E quando a gente é esquecido a gente deixa de existir.
Porque o tempo passa.
E passa.
E passa.
E passa.
Será que a gente já deixou de existir?
Medo do tempo terminar e a pressa violenta para ele acabar
cena trabalhada por Victória Leal
Deixa.
Deixa.
Deixa.
Deixa o dia ser só o que é para ser.
Porque a eternidade está em um segundo.
E quando eu vi já acabou.
E acabou.
E acabou de novo.
E acabou agora.
Acabou.
E agora acabou de novo.
Acabou.
Shhh…
Shhh….
Shhh….
Si
lên
cio
Shhh….
Acabou.
Quando eu vi já acabou.
Shhh….
Tic tac
Tic tac
Tic tac
Tic tac
Tic tac
A gente não sabe o quanto ainda vai ser seguro viver.
Tic tac
Tic tac
Tic tac
Tic tac
Tic tac
O tempo passou e a gente não sabe.
Deixa.
Deixa.
Deixa.
Deixa o tempo.
Deixa.
Deixa.
Deixa.
Dentro da cabeça
cena trabalhada por Luana Oliveira
Um grito no vazio.
Um grito ecoa no vazio e eu posso sentir dentro da minha cabeça.
Um grito.
Quem chama?
Quem está?
Livrai-nos do mal!
Um grito no vazio do pensamento e eu me sinto cada vez mais perdida.
Um grito.
Dois gritos.
Três gritos!
Quem chama?
No vazio.
No vazio.
Quem é capaz de escutar?
O que o grito diz no vazio é aquilo que talvez eu não consiga
ver
saber
perceber
compreender
repreender
ser.
Anda.
Vai.
Perdida.
Ando como um eco no vazio.
Talvez eu tenha medo.
Talvez eu tenha pressa.
Anda.
Alerta.
Livrai-nos do vazio de não conseguir escutar o próprio grito.
Envelhecimento feminino
cena trabalhada por Luana Rodrigues
Nem hialurônicos nem toxinas poderão sustentar a máscara que vai cair.

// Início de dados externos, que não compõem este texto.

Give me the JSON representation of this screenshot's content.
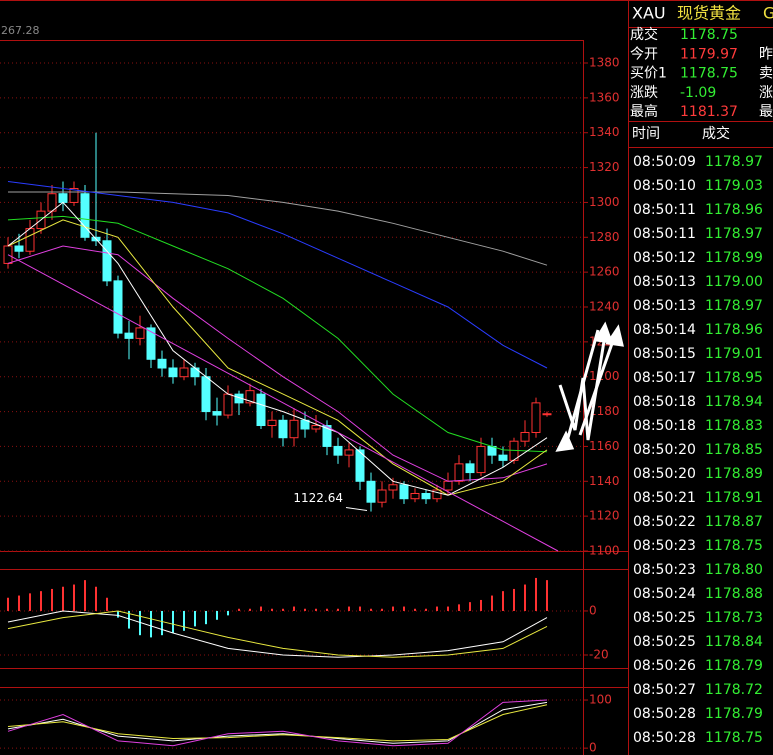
{
  "header": {
    "symbol": "XAU",
    "name": "现货黄金",
    "code": "G"
  },
  "quote": [
    {
      "label": "成交",
      "value": "1178.75",
      "color": "#33ee33"
    },
    {
      "label": "今开",
      "value": "1179.97",
      "color": "#ff3b3b",
      "extra": "昨"
    },
    {
      "label": "买价1",
      "value": "1178.75",
      "color": "#33ee33",
      "extra": "卖"
    },
    {
      "label": "涨跌",
      "value": "-1.09",
      "color": "#33ee33",
      "extra": "涨"
    },
    {
      "label": "最高",
      "value": "1181.37",
      "color": "#ff3b3b",
      "extra": "最"
    }
  ],
  "trades": {
    "columns": [
      "时间",
      "成交"
    ],
    "color": "#33ee33",
    "rows": [
      [
        "08:50:09",
        "1178.97"
      ],
      [
        "08:50:10",
        "1179.03"
      ],
      [
        "08:50:11",
        "1178.96"
      ],
      [
        "08:50:11",
        "1178.97"
      ],
      [
        "08:50:12",
        "1178.99"
      ],
      [
        "08:50:13",
        "1179.00"
      ],
      [
        "08:50:13",
        "1178.97"
      ],
      [
        "08:50:14",
        "1178.96"
      ],
      [
        "08:50:15",
        "1179.01"
      ],
      [
        "08:50:17",
        "1178.95"
      ],
      [
        "08:50:18",
        "1178.94"
      ],
      [
        "08:50:18",
        "1178.83"
      ],
      [
        "08:50:20",
        "1178.85"
      ],
      [
        "08:50:20",
        "1178.89"
      ],
      [
        "08:50:21",
        "1178.91"
      ],
      [
        "08:50:22",
        "1178.87"
      ],
      [
        "08:50:23",
        "1178.75"
      ],
      [
        "08:50:23",
        "1178.80"
      ],
      [
        "08:50:24",
        "1178.88"
      ],
      [
        "08:50:25",
        "1178.73"
      ],
      [
        "08:50:25",
        "1178.84"
      ],
      [
        "08:50:26",
        "1178.79"
      ],
      [
        "08:50:27",
        "1178.72"
      ],
      [
        "08:50:28",
        "1178.79"
      ],
      [
        "08:50:28",
        "1178.75"
      ]
    ]
  },
  "chart_data": [
    {
      "type": "candlestick",
      "corner_label": "267.28",
      "up_color": "#ff3232",
      "down_color": "#54ffff",
      "xlim": [
        -0.727,
        52.273
      ],
      "ylim": [
        1100,
        1393.2
      ],
      "yticks": [
        1100,
        1120,
        1140,
        1160,
        1180,
        1200,
        1220,
        1240,
        1260,
        1280,
        1300,
        1320,
        1340,
        1360,
        1380
      ],
      "open": [
        1265,
        1275,
        1272,
        1285,
        1295,
        1305,
        1300,
        1305,
        1280,
        1278,
        1255,
        1225,
        1222,
        1228,
        1210,
        1205,
        1200,
        1205,
        1200,
        1180,
        1178,
        1190,
        1185,
        1190,
        1172,
        1175,
        1165,
        1175,
        1170,
        1172,
        1160,
        1155,
        1158,
        1140,
        1128,
        1135,
        1138,
        1130,
        1133,
        1130,
        1135,
        1140,
        1150,
        1145,
        1160,
        1155,
        1152,
        1163,
        1168,
        1178.75
      ],
      "high": [
        1280,
        1282,
        1290,
        1300,
        1310,
        1312,
        1312,
        1310,
        1340,
        1285,
        1258,
        1232,
        1235,
        1230,
        1215,
        1210,
        1210,
        1208,
        1205,
        1188,
        1195,
        1192,
        1196,
        1193,
        1180,
        1178,
        1182,
        1180,
        1178,
        1175,
        1165,
        1162,
        1160,
        1145,
        1140,
        1142,
        1140,
        1136,
        1135,
        1138,
        1145,
        1155,
        1152,
        1165,
        1165,
        1160,
        1165,
        1175,
        1188,
        1180
      ],
      "low": [
        1262,
        1268,
        1270,
        1282,
        1290,
        1295,
        1298,
        1278,
        1275,
        1252,
        1222,
        1210,
        1218,
        1205,
        1200,
        1196,
        1198,
        1195,
        1175,
        1172,
        1176,
        1178,
        1183,
        1170,
        1165,
        1160,
        1160,
        1165,
        1168,
        1155,
        1150,
        1148,
        1135,
        1122.64,
        1125,
        1130,
        1127,
        1128,
        1127,
        1128,
        1132,
        1138,
        1140,
        1143,
        1150,
        1148,
        1150,
        1160,
        1165,
        1177
      ],
      "close": [
        1275,
        1272,
        1285,
        1295,
        1305,
        1300,
        1308,
        1280,
        1278,
        1255,
        1225,
        1222,
        1228,
        1210,
        1205,
        1200,
        1205,
        1200,
        1180,
        1178,
        1190,
        1185,
        1192,
        1172,
        1175,
        1165,
        1175,
        1170,
        1172,
        1160,
        1155,
        1158,
        1140,
        1128,
        1135,
        1138,
        1130,
        1133,
        1130,
        1135,
        1140,
        1150,
        1145,
        1160,
        1155,
        1152,
        1163,
        1168,
        1185,
        1178.75
      ],
      "series": [
        {
          "color": "#a0a0a0",
          "x": [
            0,
            5,
            10,
            15,
            20,
            25,
            30,
            35,
            40,
            45,
            49
          ],
          "values": [
            1306,
            1306,
            1306,
            1305,
            1304,
            1300,
            1295,
            1288,
            1280,
            1272,
            1264
          ]
        },
        {
          "color": "#2a3cff",
          "x": [
            0,
            5,
            10,
            15,
            20,
            25,
            30,
            35,
            40,
            45,
            49
          ],
          "values": [
            1312,
            1308,
            1304,
            1300,
            1294,
            1282,
            1268,
            1254,
            1240,
            1218,
            1205
          ]
        },
        {
          "color": "#22dd22",
          "x": [
            0,
            5,
            10,
            15,
            20,
            25,
            30,
            35,
            40,
            45,
            49
          ],
          "values": [
            1290,
            1292,
            1288,
            1275,
            1262,
            1245,
            1222,
            1190,
            1168,
            1158,
            1157
          ]
        },
        {
          "color": "#e040e0",
          "x": [
            0,
            5,
            10,
            15,
            20,
            25,
            30,
            35,
            40,
            45,
            49
          ],
          "values": [
            1265,
            1275,
            1270,
            1245,
            1222,
            1200,
            1180,
            1155,
            1140,
            1142,
            1150
          ]
        },
        {
          "color": "#e8e840",
          "x": [
            0,
            5,
            10,
            15,
            20,
            25,
            30,
            35,
            40,
            45,
            49
          ],
          "values": [
            1275,
            1290,
            1280,
            1240,
            1205,
            1190,
            1175,
            1150,
            1132,
            1140,
            1158
          ]
        },
        {
          "color": "#ffffff",
          "x": [
            0,
            5,
            10,
            15,
            20,
            25,
            30,
            35,
            40,
            45,
            49
          ],
          "values": [
            1275,
            1300,
            1265,
            1215,
            1190,
            1180,
            1168,
            1140,
            1132,
            1148,
            1165
          ]
        },
        {
          "color": "#e040e0",
          "x": [
            0,
            50
          ],
          "values": [
            1270,
            1100
          ]
        }
      ],
      "annotation": {
        "text": "1122.64",
        "x": 33,
        "y": 1122.64
      }
    },
    {
      "type": "bar",
      "up_color": "#ff3232",
      "down_color": "#54ffff",
      "xlim": [
        -0.727,
        52.273
      ],
      "ylim": [
        -25.9,
        18.6
      ],
      "yticks": [
        -20,
        0
      ],
      "values": [
        6,
        7,
        8,
        9,
        10,
        11,
        12,
        14,
        11,
        6,
        -3,
        -8,
        -11,
        -12,
        -11,
        -10,
        -9,
        -7,
        -6,
        -4,
        -2,
        1,
        1,
        2,
        1,
        1,
        2,
        1,
        1,
        1,
        1,
        2,
        2,
        1,
        1,
        2,
        2,
        1,
        1,
        2,
        2,
        3,
        4,
        5,
        7,
        9,
        10,
        12,
        15,
        14
      ],
      "series": [
        {
          "color": "#ffffff",
          "x": [
            0,
            5,
            10,
            15,
            20,
            25,
            30,
            35,
            40,
            45,
            49
          ],
          "values": [
            -5,
            0,
            -2,
            -10,
            -17,
            -20,
            -21,
            -20,
            -18,
            -14,
            -3
          ]
        },
        {
          "color": "#e8e840",
          "x": [
            0,
            5,
            10,
            15,
            20,
            25,
            30,
            35,
            40,
            45,
            49
          ],
          "values": [
            -8,
            -3,
            0,
            -6,
            -12,
            -17,
            -20,
            -21,
            -20,
            -17,
            -7
          ]
        }
      ]
    },
    {
      "type": "line",
      "xlim": [
        -0.727,
        52.273
      ],
      "ylim": [
        -8,
        125
      ],
      "yticks": [
        0,
        100
      ],
      "series": [
        {
          "color": "#ffffff",
          "x": [
            0,
            5,
            10,
            15,
            20,
            25,
            30,
            35,
            40,
            45,
            49
          ],
          "values": [
            40,
            60,
            25,
            15,
            25,
            30,
            20,
            10,
            15,
            80,
            95
          ]
        },
        {
          "color": "#e8e840",
          "x": [
            0,
            5,
            10,
            15,
            20,
            25,
            30,
            35,
            40,
            45,
            49
          ],
          "values": [
            45,
            55,
            30,
            20,
            22,
            28,
            22,
            15,
            18,
            70,
            90
          ]
        },
        {
          "color": "#e040e0",
          "x": [
            0,
            5,
            10,
            15,
            20,
            25,
            30,
            35,
            40,
            45,
            49
          ],
          "values": [
            35,
            70,
            15,
            5,
            30,
            35,
            15,
            5,
            10,
            95,
            100
          ]
        }
      ]
    }
  ]
}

O envelhecimento feminino é imperdoável.
É somente o teu rosto invisível
que nem mesmo o tempo pode corroer.
Somente ele.
Só.
Olha para ele.
O que minhas rugas falam sobre você?
Ninguém passa ileso nessa vida!
O envelhecimento feminino é imperdoável.
E a máscara vai cair.
Isso é imperdoável.
O envelhecimento feminino é imperdoável.
Ninguém passa ileso.
Você não acha?
O que minhas rugas falam sobre você?
Ninguém passa ileso.
Ninguém.
E eu acho que tudo aquilo que minhas rugas falam sobre você é imperdoável.
Fôlego para continuar
cena trabalhada por Daniela Varotto
Fôlego.
Fôlego.
Fôlego.
Fôlego.
Fôlego.
Fôlego.
Fôlego.
Fôlego.
Fôlego para lembrar que ondas e lágrimas são feitas de água salgada.

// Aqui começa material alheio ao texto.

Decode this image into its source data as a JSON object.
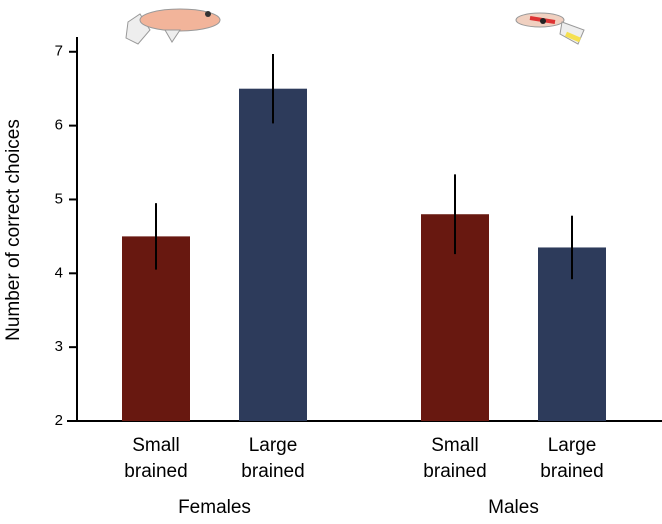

Quando abro a janela o vento sopra de um jeito tão suave que os pequenos cabelinhos da minha nuca dançam lentamente e avisam que o tempo está passando.
Fôlego
Fôlego
Quem?
Quem tem olhos?
Quem?
Quem?
Quem tem olhos?
Quem tem olhos para ver o tempo soprando sulcos na pele da gente?